Wie kann ein promovierter Jurist einen explizit geregelten Sachverhalt als Lücke gleichwelcher Art bezeichnen? Derlei Unfug entbiehrt jeglicher Logik, ob diese Regelung nun Krings‘ politischen Vorstellungen entspricht oder nicht.

Überhaupt, Günter Krings. Der Vertreter Mönchengladbachs im Bundestag und Vize-Vorsitzende der dortigen CDU-Fraktion wurde mir mal als fähiger Kopf beschrieben – damals, als ich in die hiesige Politik kam und noch kaum jemanden aus dieser Sphäre kannte.
Inzwischen frage ich mich ernsthaft, auf welcher Grundlage diese Beschreibung seiner Person entstand. Ich bekomme den Mann vor allem im Bereich der Neuen Medien mit, weil ich da auch selbst viel mit zu tun habe. Noch in keiner einzigen Mediendebatte habe ich erlebt, dass Krings, wenn er sich zu Wort meldete (und das tut er oft) eine auch nur halbwegs brauchbare Position vorzuweisen hatte. Killerspiele, Leistungsschutzrecht, ACTA, Netzsperren – egal, welches netzpolitische Thema man sucht, immer wieder taucht Krings auf. Und immer auf der Seite der Rückwärtsgewandten, die die neue Welt nicht verstehen und sie einfach nur verhindern wollen. Von der wirren Verschwörtungstheorie zu ACTA mal ganz zu schweigen.

Dann ist da die Sache mit dem Melderecht.
Über den Inhalt noch etwas zu sagen ist hier vergebliche Liebesmüh, der ist inzwischen ja glücklicherweise bekannt geworden. Dass aber eine solche Regelung zeitlich in das Fußball-EM-Spiel Deutschland-Italien gelegt und dann noch die „Rede zum Protokoll“, jener Stinkefinger der Regierung gegen die Debattenkultur des Parlamentes und die Demokratie bei dem Reden nicht gehalten sondern nur nachträglich schriftlich geliefert werden, genutzt wurde, das lässt schon Absicht vermuten. Da wusste jemand ganz genau, was für ein Dreck da vorgeschlagen wurde und hat es so eingestilt, dass es möglichst niemand merkte.
Hier ist die gesamte Bundestagsdebatte dazu:

Ins Bild passt auch Kristina Schröder. Deren Unfug war bislang zumindest unter Berücksichtigung einer etwaigen politischen Motivation (etwa ihres Skeptizismus gegen den Schwarzer-Feminismus) nachvollziehbar. Ihr neuester Vorstoß aber ist nur mehr politischer Dadaismus.

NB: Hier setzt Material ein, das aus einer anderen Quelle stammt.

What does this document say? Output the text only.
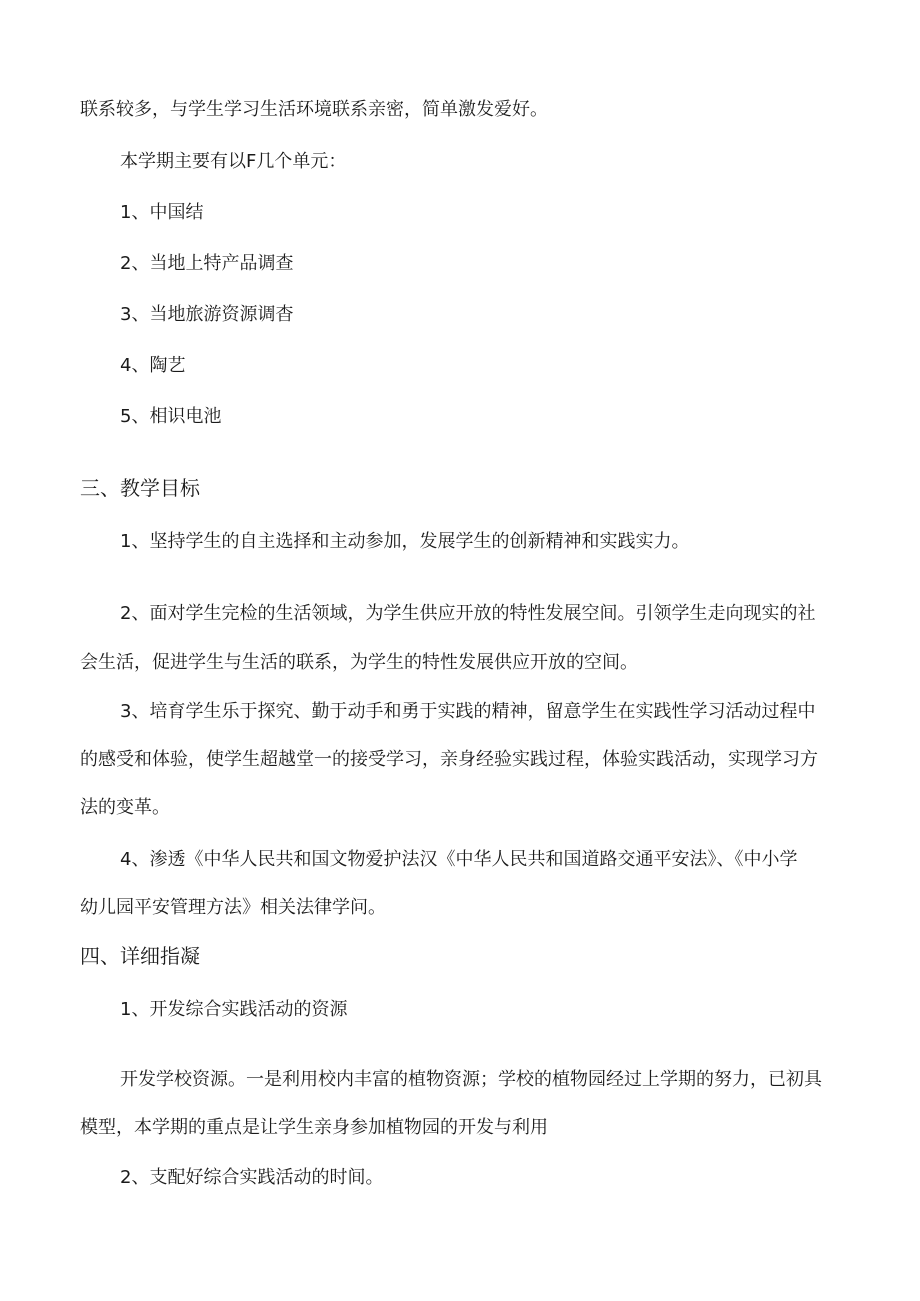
联系较多，与学生学习生活环境联系亲密，简单激发爱好。

本学期主要有以F几个单元：

1、中国结

2、当地上特产品调查

3、当地旅游资源调杳

4、陶艺

5、相识电池

三、教学目标

1、坚持学生的自主选择和主动参加，发展学生的创新精神和实践实力。

2、面对学生完检的生活领域，为学生供应开放的特性发展空间。引领学生走向现实的社

会生活，促进学生与生活的联系，为学生的特性发展供应开放的空间。

3、培育学生乐于探究、勤于动手和勇于实践的精神，留意学生在实践性学习活动过程中

的感受和体验，使学生超越堂一的接受学习，亲身经验实践过程，体验实践活动，实现学习方

法的变革。

4、渗透《中华人民共和国文物爱护法汉《中华人民共和国道路交通平安法》、《中小学

幼儿园平安管理方法》相关法律学问。

四、详细指凝

1、开发综合实践活动的资源

开发学校资源。一是利用校内丰富的植物资源；学校的植物园经过上学期的努力，已初具

模型，本学期的重点是让学生亲身参加植物园的开发与利用

2、支配好综合实践活动的时间。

Die aktuelle Bundespolitik ist an solchen Stellen nicht mehr würdig kritisiert zu werden. Sie ist der Argumente nicht würdig, ist sie doch selber keiner sinnvollen Argumentation fähig. Und doch ist es nötig. Aber es ist nicht einfach gegen puren Blödsinn zu argumentieren. Frust und Entsetzen stehen dem Kampf gegen die Dummheit im Weg.
Seht diesen Beitrag als textliches Gegenstück einer Urschreitherapie. Das musste einfach raus.


Politische KW 11-2012

Ich sollte kurz erklären, was das hier ist: Wie letzte Woche angekündigt will ich ab jetzt wöchentlich darüber schreiben, was ich als Politiker eigentlich so mache. Und prompt hatte ich den sonst terminarmen Samstag terminlich verbaut, aber dazu später mehr.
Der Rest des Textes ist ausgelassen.